The world’s in a tailspin, it’s plain to see, says Maria I (Jitka Cerhová) and Marie II (Ivana Karbanová) so why should they sit around, be good little women, and play by an unorderly world’s arbitrary rules?
So begins a rampage of impropriety as they run amok filling up on food and booze and shedding notions of “civilized behavior” as expected by men in particular. They go on dates with stuffy older men, making suitors third wheels; in a glorious bit of juxtaposition, they listen to a message from a man they claim to not know the name of as he tells of how in love he is with one of them, and Chytilová’s camera remains fixed on a pair of scissors cutting up a sausage. Outside of the dating pool, they drink themselves under the table at nightclubs, harass outraged patrons; they become children, taking gender expectations in their hands and wring them out to the point of absurdity.
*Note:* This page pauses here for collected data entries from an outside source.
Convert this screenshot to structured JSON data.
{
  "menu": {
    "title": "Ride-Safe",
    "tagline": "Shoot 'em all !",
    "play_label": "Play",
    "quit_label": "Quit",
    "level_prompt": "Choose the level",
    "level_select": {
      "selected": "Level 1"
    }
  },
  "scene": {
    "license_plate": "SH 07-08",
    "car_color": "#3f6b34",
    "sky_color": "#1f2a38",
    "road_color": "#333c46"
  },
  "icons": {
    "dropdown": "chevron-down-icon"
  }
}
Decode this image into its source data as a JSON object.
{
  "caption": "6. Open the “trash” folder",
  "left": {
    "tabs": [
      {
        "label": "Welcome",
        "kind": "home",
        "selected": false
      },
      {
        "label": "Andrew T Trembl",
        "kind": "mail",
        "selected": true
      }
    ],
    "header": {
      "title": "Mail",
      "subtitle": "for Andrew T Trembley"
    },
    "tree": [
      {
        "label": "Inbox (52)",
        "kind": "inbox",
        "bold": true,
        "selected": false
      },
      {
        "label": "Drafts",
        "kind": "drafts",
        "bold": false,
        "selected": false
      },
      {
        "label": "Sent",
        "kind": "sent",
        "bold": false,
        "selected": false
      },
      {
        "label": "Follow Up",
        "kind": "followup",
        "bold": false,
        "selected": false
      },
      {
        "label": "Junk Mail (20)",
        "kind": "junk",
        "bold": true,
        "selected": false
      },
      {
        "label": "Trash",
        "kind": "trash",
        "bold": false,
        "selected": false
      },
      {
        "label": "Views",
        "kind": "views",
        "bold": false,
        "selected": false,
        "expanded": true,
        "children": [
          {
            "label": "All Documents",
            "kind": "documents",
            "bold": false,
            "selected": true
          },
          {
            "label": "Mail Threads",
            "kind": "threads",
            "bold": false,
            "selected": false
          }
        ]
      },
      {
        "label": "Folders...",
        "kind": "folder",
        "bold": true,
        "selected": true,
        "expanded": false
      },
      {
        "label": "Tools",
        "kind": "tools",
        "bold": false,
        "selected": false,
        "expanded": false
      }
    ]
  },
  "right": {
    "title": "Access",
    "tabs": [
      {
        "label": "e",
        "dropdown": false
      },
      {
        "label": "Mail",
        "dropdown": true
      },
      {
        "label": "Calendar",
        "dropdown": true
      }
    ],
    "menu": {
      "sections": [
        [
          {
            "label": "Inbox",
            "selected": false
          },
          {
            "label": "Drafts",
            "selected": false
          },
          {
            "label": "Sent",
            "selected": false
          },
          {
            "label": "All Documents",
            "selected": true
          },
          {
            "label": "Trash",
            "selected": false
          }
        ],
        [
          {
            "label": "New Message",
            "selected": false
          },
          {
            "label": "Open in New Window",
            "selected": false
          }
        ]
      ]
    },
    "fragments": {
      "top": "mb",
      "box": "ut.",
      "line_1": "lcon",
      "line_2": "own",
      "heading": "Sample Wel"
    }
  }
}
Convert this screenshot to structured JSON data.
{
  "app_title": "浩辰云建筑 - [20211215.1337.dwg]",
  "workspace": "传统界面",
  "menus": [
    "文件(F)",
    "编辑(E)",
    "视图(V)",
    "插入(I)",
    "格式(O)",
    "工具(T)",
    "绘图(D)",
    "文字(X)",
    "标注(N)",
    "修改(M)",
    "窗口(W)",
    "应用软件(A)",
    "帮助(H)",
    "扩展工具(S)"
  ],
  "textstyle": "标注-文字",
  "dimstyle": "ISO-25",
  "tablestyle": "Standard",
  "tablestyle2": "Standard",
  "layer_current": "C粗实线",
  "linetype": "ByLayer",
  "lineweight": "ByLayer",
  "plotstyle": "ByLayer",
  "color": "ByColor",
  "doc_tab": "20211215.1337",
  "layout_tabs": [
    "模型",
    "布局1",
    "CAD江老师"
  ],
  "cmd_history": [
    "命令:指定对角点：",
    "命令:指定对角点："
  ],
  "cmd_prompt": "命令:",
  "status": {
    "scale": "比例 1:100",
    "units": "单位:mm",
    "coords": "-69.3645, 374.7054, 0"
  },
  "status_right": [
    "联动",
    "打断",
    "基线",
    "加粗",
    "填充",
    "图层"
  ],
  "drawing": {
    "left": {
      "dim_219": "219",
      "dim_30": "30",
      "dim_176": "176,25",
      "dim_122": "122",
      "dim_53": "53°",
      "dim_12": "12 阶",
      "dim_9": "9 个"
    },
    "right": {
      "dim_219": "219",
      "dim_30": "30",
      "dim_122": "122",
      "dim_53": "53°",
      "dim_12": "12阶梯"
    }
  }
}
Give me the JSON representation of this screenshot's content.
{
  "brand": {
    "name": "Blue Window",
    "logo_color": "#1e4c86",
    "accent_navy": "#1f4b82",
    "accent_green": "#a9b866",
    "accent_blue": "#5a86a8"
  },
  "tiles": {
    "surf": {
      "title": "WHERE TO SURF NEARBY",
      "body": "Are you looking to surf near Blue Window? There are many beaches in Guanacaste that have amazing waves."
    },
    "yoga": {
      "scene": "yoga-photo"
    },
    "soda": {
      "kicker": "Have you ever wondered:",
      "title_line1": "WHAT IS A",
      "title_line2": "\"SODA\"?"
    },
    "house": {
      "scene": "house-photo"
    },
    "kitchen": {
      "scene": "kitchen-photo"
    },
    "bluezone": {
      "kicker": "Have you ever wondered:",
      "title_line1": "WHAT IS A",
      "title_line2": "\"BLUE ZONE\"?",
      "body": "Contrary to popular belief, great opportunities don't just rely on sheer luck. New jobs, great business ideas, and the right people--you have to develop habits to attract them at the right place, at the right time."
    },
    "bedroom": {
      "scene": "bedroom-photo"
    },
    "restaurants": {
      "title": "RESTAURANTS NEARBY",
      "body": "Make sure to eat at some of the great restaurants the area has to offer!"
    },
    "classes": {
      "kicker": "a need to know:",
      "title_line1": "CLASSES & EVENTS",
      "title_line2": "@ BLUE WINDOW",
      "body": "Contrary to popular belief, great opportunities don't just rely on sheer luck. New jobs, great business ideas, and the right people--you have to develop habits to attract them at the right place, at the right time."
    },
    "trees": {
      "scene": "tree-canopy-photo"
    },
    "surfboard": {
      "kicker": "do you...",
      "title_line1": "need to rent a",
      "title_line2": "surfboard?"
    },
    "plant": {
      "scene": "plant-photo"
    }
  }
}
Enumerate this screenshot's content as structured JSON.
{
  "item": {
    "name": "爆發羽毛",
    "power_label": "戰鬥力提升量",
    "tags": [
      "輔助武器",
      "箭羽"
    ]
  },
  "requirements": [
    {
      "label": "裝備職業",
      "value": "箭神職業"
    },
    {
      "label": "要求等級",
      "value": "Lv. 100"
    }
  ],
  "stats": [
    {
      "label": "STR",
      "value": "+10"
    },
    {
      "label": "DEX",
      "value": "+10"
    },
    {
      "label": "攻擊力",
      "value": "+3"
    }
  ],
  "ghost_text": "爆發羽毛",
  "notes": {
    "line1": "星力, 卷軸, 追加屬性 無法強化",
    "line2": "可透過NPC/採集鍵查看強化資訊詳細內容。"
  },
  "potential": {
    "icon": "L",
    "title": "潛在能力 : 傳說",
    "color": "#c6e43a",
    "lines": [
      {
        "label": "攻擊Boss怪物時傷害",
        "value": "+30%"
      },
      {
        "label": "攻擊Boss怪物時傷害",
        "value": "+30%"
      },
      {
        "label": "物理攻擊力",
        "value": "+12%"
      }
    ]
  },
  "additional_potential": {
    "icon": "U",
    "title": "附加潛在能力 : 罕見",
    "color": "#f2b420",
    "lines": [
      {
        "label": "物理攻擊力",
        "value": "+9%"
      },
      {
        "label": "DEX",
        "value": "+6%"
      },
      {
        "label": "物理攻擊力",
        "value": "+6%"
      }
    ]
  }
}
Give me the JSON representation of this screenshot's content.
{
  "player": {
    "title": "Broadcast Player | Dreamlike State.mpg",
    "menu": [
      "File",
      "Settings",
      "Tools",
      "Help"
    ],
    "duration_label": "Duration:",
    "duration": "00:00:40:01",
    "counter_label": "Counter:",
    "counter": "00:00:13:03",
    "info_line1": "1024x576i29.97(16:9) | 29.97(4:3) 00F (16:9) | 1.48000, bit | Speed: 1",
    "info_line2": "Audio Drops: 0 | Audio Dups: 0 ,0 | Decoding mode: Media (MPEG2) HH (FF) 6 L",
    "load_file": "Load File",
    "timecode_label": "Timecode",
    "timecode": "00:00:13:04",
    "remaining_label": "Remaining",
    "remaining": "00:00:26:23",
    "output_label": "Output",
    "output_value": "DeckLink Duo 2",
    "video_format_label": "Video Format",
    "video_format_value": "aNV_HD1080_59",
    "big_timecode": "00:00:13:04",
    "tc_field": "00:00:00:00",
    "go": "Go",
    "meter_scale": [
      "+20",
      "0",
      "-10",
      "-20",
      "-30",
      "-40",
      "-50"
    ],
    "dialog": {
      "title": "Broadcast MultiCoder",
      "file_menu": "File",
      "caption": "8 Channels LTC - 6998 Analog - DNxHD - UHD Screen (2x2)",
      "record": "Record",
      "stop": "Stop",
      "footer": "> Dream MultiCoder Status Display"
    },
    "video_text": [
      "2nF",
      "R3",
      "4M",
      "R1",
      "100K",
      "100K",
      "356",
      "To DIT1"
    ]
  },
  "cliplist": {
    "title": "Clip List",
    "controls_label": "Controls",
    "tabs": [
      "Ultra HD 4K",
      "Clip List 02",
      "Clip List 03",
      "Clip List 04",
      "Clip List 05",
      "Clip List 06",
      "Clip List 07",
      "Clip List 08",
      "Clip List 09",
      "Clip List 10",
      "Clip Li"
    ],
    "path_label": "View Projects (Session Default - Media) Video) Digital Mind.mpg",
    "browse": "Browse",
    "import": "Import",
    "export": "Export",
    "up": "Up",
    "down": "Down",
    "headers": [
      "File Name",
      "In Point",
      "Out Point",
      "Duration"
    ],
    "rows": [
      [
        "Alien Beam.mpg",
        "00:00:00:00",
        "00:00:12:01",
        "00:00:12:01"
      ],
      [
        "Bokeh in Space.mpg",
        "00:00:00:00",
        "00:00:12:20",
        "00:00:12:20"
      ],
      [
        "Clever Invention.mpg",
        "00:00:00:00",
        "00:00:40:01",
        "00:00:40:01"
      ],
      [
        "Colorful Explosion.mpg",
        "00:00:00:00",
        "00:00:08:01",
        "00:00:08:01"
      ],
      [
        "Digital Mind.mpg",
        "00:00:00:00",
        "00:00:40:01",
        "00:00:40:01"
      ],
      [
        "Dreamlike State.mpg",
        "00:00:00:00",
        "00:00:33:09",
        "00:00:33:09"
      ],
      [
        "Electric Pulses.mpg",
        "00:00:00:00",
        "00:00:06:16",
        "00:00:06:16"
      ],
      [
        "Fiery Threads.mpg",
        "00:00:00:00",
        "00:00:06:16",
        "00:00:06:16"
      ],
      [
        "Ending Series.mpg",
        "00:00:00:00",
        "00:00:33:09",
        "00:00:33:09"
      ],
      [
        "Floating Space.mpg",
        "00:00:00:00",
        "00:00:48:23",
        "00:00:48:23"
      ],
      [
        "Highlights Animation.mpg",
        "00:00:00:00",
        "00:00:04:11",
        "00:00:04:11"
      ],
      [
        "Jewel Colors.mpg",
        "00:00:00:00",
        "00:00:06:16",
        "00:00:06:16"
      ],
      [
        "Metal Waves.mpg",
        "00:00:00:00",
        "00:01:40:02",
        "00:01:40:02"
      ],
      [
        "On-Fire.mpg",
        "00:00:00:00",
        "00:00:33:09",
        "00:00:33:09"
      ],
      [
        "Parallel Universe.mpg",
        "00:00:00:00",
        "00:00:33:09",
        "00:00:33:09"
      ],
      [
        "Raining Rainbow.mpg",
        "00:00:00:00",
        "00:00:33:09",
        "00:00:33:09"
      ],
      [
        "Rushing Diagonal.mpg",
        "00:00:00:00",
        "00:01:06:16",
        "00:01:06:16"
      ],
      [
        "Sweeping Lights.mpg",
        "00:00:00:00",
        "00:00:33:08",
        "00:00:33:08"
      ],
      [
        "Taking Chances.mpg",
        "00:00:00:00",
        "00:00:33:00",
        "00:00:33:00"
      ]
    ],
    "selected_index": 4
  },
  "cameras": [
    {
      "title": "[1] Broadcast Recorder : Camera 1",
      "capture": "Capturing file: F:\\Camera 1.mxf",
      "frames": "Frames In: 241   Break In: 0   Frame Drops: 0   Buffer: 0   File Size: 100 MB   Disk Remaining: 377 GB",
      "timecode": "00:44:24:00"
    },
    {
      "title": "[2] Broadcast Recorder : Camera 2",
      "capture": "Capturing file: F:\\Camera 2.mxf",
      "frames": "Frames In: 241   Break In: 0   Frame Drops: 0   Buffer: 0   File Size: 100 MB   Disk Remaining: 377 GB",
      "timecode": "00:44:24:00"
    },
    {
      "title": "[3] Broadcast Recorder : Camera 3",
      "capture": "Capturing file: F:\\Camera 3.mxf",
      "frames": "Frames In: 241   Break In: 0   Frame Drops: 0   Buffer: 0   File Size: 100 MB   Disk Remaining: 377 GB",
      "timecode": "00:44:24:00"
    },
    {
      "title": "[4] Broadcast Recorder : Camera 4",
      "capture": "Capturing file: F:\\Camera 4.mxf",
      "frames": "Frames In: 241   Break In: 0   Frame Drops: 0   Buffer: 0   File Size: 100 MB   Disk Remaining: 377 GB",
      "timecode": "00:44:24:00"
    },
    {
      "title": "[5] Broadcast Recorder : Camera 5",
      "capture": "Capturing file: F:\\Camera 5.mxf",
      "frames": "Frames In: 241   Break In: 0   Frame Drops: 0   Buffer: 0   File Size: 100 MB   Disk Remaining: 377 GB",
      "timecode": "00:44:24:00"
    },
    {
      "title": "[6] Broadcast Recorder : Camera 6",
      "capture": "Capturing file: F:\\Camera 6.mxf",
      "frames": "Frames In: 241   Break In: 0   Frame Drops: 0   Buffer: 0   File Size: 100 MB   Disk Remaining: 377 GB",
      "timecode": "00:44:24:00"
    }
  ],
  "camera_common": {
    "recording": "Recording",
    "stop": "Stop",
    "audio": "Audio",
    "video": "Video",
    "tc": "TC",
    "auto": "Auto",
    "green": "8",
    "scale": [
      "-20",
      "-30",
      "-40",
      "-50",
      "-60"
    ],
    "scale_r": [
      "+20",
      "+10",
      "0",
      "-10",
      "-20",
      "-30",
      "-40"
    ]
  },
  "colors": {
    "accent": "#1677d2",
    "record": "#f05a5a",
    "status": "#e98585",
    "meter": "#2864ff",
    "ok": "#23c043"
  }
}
That’s essentially it: Daisies is a 75-minute long provocation by Věra Chytilová that’s a lot of fun if you didn’t also sense the frustration beneath it all. It’s beyond thumbing one’s nose, this circus, and the two girls resemble two index fingers standing ramrod straight in a mocking salute for a society looking in through the screen.
Maria I and Maria II’s shenanigans are that of unruly children, and the accompanying script is close to slam poetry, more centered around expressive phrases than elucidating dialogue. What unfolds does fall into a familiar groove quickly, especially as Daisies requires a studious rewatch to parse the sentences the Marias let slip amidst the havoc. Is there sense to be made? Or are the fragmented pieces delivered in sing-song lilt just another way the world’s spinning off its axis?
Happily, Chytilová’s visual storytelling is a radical act of filmmaking that doesn’t waste a single moment not engaging you. Every molecule of what’s on-screen sings with the energy of the unexpected and unconnected. Closer to a guitar riff than a melody, Chytilová’s editing and composition is an unbound thrill, as she plays with textures, patterns, styles and pacing to evoke the idiosyncratic feeling running through Daisies.
Cerhová and Karbanová also prove themselves comedic dynamite, throwing it back to silent film slapstick with some physical comedy and expressive facework that’ll make any clown jealous. Daisies is funny, spellbinding were it not for how often it jolts you, and bolstered by a message to the madness. Wild flowers will bloom. How out of place they look depends on what you build around them.